Sunday, November 29, 2015

Fifth Annual Hike Off the Pie: Waterfalls and Rocks

Every year, I go hiking with friends on Black Friday. This year, there were three of us and the weather was unbelievable: highs in the upper 60s. As usual, we managed to find an epic off-trail adventure.

We started at eastern boundary of Shenandoah National Park on the Rose River Fire Road. As soon as we crossed into the park, we took a fisherman's path down to the river. We needed to cross the river and take the first significant side stream that entered from the north side of the river. The water was too deep to cross without changing shoes, so we just looked for a wide, slower spot in the river. The water was cold. Not surprising - it is November, but still...brrr. We would not have attempted this hike if the temperatures had been closer to normal for this time of year. It was bad enough when the air temperature was in the 60s. Feet dry and boots back on, we hiked up the side stream, reaching Climbing Rose Falls in relatively short order. The falls were really pretty, well worth the trip. I would like to go back there early in the morning or late in the evening to take more pictures.

From there, we hiked straight up a crazy steep hill towards the top of the ridge, where we would take a right and head across a saddle to Buzzard Rocks. The climb was tough and the leaves made it hard to find footing in a lot of places. It wouldn't be a Hike Off the Pie without a memorable climb, though. We ran across some old farm ruins along the way, which was a neat surprise. You can see similar ones throughout the park, but this one was a little bit unique. In other areas of the park, often there is evidence of old roads near the ruins. Not in this case. Whoever lived in this spot reached in solely on foot or on horseback. A little bit later, we reached the saddle, where we found a footpath that led all the way to Buzzard Rocks. We had lunch there. I tried to reach the top of the rocks, but didn't have any luck. I got a point where I would have needed climbing gear, but not before a pitched battle with mountain laurel and greenbrier.
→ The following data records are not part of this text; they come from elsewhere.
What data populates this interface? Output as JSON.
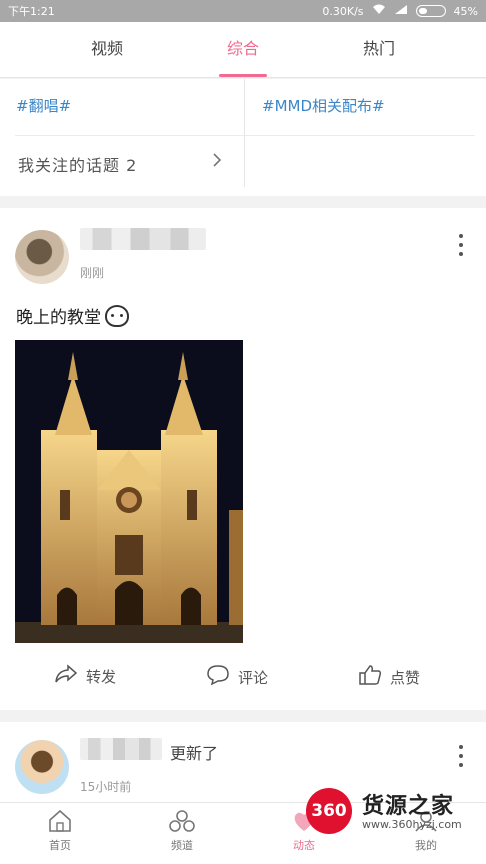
{
  "status_bar": {
    "time": "下午1:21",
    "speed": "0.30K/s",
    "battery": "45%"
  },
  "tabs": [
    {
      "label": "视频",
      "active": false
    },
    {
      "label": "综合",
      "active": true
    },
    {
      "label": "热门",
      "active": false
    }
  ],
  "topics": {
    "left": "#翻唱#",
    "right": "#MMD相关配布#",
    "followed": "我关注的话题 2"
  },
  "posts": [
    {
      "time": "刚刚",
      "text": "晚上的教堂",
      "actions": {
        "share": "转发",
        "comment": "评论",
        "like": "点赞"
      }
    },
    {
      "update": "更新了",
      "time": "15小时前"
    }
  ],
  "bottom_nav": [
    {
      "label": "首页",
      "icon": "home-icon"
    },
    {
      "label": "频道",
      "icon": "channel-icon"
    },
    {
      "label": "动态",
      "icon": "moments-icon",
      "active": true
    },
    {
      "label": "我的",
      "icon": "profile-icon"
    }
  ],
  "watermark": {
    "badge": "360",
    "title": "货源之家",
    "url": "www.360hyzj.com"
  },
  "colors": {
    "accent": "#f06b8f",
    "topic": "#3a86c8",
    "watermark_red": "#e0112f"
  }
}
After lunch, we headed west towards the Skyland-Big Meadows Horse Trail. This involved climbing 2.5 miles over Spitler Hill. It seemed to go on forever and there must have been 15 false summits before we finally reached the trail. The walk was very pretty, but by the time we reached the trail, we were all tired of route-finding and wading through briers. We took a break on the trail and then began the long hike back to the car. We paused again at Dark Hollow Falls before heading down the Rose River Fire Road. We finally reached the car an hour after sunset. It was a great hike. I definitely want to check out Climbing Rose Falls again.
Crossing the chilly Rose River
Upper Climbing Rose Falls.
I used this log to brace my camera when I was shooting the waterfalls. I looked down and happened to notice the crawdad claw and head. Something caught the crawdad and had a meal on the log, leaving a few bits behind.
The ruins we found near a spring.
Wild grapes tangled in greenbrier.
The view from my high point on Buzzard Rocks. The peak in the distance is Stony Mountain.
 Lichen on rock.
 A little bird nest.
Lower Dark Hollow Falls shortly before sunset.


  1. Believe it or not, my arms and legs are not sore! The only sore spots are my ankles from all the rolling on loose stuff and my one thumb where the hiking poles kept me upright over and over again....

  2. Sounds challenging! You know, we're calling it Green Friday too.